Memutus Rantai Keterbatasan
Di tengah kondisi ekonomi yang pas-pasan, Edwin menyadari satu hal: tidak ada satu pun dari saudara-saudaranya yang melanjutkan pendidikan hingga perguruan tinggi. Ia pun meneguhkan tekad untuk memutus rantai itu dengan menjadi yang pertama dalam keluarga menempuh jalur akademik.
“Sejak kecil saya sudah bertekad, saya harus kuliah. Biar saya jadi yang pertama, walaupun jalannya berat,” katanya.
Kini, ia tercatat sebagai mahasiswa semester III Program Studi Sistem Informasi di STIMIK Multikom Kotamobagu. Baginya, pendidikan adalah satu-satunya warisan yang bisa mengangkat martabat keluarga.

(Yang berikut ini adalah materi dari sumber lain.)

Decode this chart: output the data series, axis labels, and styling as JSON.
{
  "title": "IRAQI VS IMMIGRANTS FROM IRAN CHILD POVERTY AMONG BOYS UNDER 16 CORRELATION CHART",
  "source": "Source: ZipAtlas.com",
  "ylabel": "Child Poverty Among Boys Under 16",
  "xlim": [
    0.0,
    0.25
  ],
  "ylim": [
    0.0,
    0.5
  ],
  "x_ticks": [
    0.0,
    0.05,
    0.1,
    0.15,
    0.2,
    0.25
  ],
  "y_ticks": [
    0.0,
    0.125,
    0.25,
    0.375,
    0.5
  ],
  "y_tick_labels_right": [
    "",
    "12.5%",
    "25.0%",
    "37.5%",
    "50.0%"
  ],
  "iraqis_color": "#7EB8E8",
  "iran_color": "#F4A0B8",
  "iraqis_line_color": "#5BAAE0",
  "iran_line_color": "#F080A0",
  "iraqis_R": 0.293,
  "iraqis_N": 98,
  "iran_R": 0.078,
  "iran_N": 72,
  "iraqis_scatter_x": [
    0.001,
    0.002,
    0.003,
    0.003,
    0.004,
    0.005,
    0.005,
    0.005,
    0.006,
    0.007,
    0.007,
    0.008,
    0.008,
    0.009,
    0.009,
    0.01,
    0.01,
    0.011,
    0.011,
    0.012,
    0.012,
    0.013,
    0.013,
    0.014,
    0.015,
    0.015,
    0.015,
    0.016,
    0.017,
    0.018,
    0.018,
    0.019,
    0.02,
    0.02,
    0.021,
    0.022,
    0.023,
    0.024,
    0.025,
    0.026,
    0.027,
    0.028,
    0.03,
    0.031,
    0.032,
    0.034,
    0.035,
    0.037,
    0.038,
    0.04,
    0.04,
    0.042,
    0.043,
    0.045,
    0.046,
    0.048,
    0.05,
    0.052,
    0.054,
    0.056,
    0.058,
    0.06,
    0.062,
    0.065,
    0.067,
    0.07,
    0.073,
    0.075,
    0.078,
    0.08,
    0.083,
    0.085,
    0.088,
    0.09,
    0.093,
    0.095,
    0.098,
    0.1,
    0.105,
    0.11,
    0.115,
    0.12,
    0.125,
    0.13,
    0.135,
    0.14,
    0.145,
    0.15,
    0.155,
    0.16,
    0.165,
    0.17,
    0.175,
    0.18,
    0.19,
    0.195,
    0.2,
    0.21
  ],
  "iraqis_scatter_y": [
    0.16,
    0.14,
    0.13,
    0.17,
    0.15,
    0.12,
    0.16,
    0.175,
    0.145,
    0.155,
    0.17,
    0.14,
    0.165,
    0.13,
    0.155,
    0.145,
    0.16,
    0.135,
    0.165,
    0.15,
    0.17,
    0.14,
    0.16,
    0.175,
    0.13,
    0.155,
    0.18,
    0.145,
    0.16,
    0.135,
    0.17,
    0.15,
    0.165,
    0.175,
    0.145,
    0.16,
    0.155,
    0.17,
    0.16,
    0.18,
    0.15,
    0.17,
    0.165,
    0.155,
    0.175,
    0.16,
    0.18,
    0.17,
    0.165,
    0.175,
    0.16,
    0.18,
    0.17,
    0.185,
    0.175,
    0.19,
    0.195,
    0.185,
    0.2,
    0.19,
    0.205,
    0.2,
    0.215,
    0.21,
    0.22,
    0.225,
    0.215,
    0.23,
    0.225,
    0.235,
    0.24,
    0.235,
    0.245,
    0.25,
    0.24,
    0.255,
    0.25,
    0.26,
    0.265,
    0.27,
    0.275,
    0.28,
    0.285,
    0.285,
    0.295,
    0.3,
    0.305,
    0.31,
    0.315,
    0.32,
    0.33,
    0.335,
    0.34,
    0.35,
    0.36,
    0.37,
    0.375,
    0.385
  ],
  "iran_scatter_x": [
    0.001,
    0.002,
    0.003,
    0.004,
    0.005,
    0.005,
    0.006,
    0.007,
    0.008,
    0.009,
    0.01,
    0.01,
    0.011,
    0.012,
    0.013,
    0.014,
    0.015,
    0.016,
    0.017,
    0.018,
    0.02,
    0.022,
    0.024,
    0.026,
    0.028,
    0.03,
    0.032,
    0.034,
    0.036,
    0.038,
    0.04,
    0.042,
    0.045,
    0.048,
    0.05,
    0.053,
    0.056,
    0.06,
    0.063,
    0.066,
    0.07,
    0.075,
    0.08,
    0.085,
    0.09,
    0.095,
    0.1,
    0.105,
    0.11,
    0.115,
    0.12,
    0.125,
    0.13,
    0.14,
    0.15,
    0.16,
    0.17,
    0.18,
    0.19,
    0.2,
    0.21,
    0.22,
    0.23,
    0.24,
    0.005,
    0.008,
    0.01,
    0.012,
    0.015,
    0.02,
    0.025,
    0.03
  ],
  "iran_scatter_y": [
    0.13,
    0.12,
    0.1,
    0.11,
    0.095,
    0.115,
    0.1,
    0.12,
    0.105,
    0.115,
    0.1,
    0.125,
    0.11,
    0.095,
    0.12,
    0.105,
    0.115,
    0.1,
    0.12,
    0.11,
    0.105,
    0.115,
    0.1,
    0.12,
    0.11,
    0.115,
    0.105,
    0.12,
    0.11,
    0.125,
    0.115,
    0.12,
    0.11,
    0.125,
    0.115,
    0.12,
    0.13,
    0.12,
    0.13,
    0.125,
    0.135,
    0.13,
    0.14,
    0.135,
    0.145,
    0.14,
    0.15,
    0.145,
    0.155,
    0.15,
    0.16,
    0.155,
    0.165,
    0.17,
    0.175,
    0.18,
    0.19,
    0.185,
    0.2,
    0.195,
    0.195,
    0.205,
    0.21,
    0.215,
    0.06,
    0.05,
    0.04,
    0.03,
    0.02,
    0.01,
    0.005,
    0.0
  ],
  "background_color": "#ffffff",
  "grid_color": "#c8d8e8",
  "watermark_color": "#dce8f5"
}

Lajur Organisasi, Restu Ibu dan Jalan Berliku
Tak berhenti di ruang kelas, Edwin juga merintis jalan di dunia organisasi. Ia resmi dilantik sebagai Ketua Umum Kerukunan Pelajar Mahasiswa Indonesia Bolaang Mongondow Selatan (KPMIBMS) Cabang Kotamobagu periode 2025–2027, sekaligus dipercaya menjabat Ketua Kaderisasi Pergerakan Mahasiswa Islam Indonesia (PMII) Cabang Bolaang Mongondow.
Posisi itu membuatnya berhadapan dengan berbagai tantangan kepemimpinan. Namun Edwin yakin, organisasi adalah sekolah kedua yang menempanya.
“Organisasi melatih saya soal integritas, soal keberanian bicara, soal bagaimana memimpin dan melayani,” ujarnya.
Edwin tak menutup-nutupi bahwa perjalanannya penuh perdebatan, bahkan dengan ibunya sendiri. Sang ibu sempat berharap ia segera bekerja untuk membantu keluarga, bukannya berlama-lama kuliah. Namun, Edwin berpegang pada keyakinan bahwa jalan pendidikan adalah jalan menuju kemerdekaan sejati.
“Kalau kita berhenti di tengah jalan hanya karena keadaan sulit, maka tidak ada yang berubah. Tapi kalau kita terus melangkah, sekecil apapun, pasti akan ada perubahan,” tuturnya mantap.
Mimpi yang Lebih Besar, Inspirasi dari Tobayagan Selatan
Bagi Edwin, pendidikan bukan semata soal dirinya. Ia ingin membuka jalan bagi generasi muda desa agar berani bermimpi lebih tinggi. Ia ingin membuktikan bahwa lahir dari keluarga sederhana bukanlah alasan untuk menyerah.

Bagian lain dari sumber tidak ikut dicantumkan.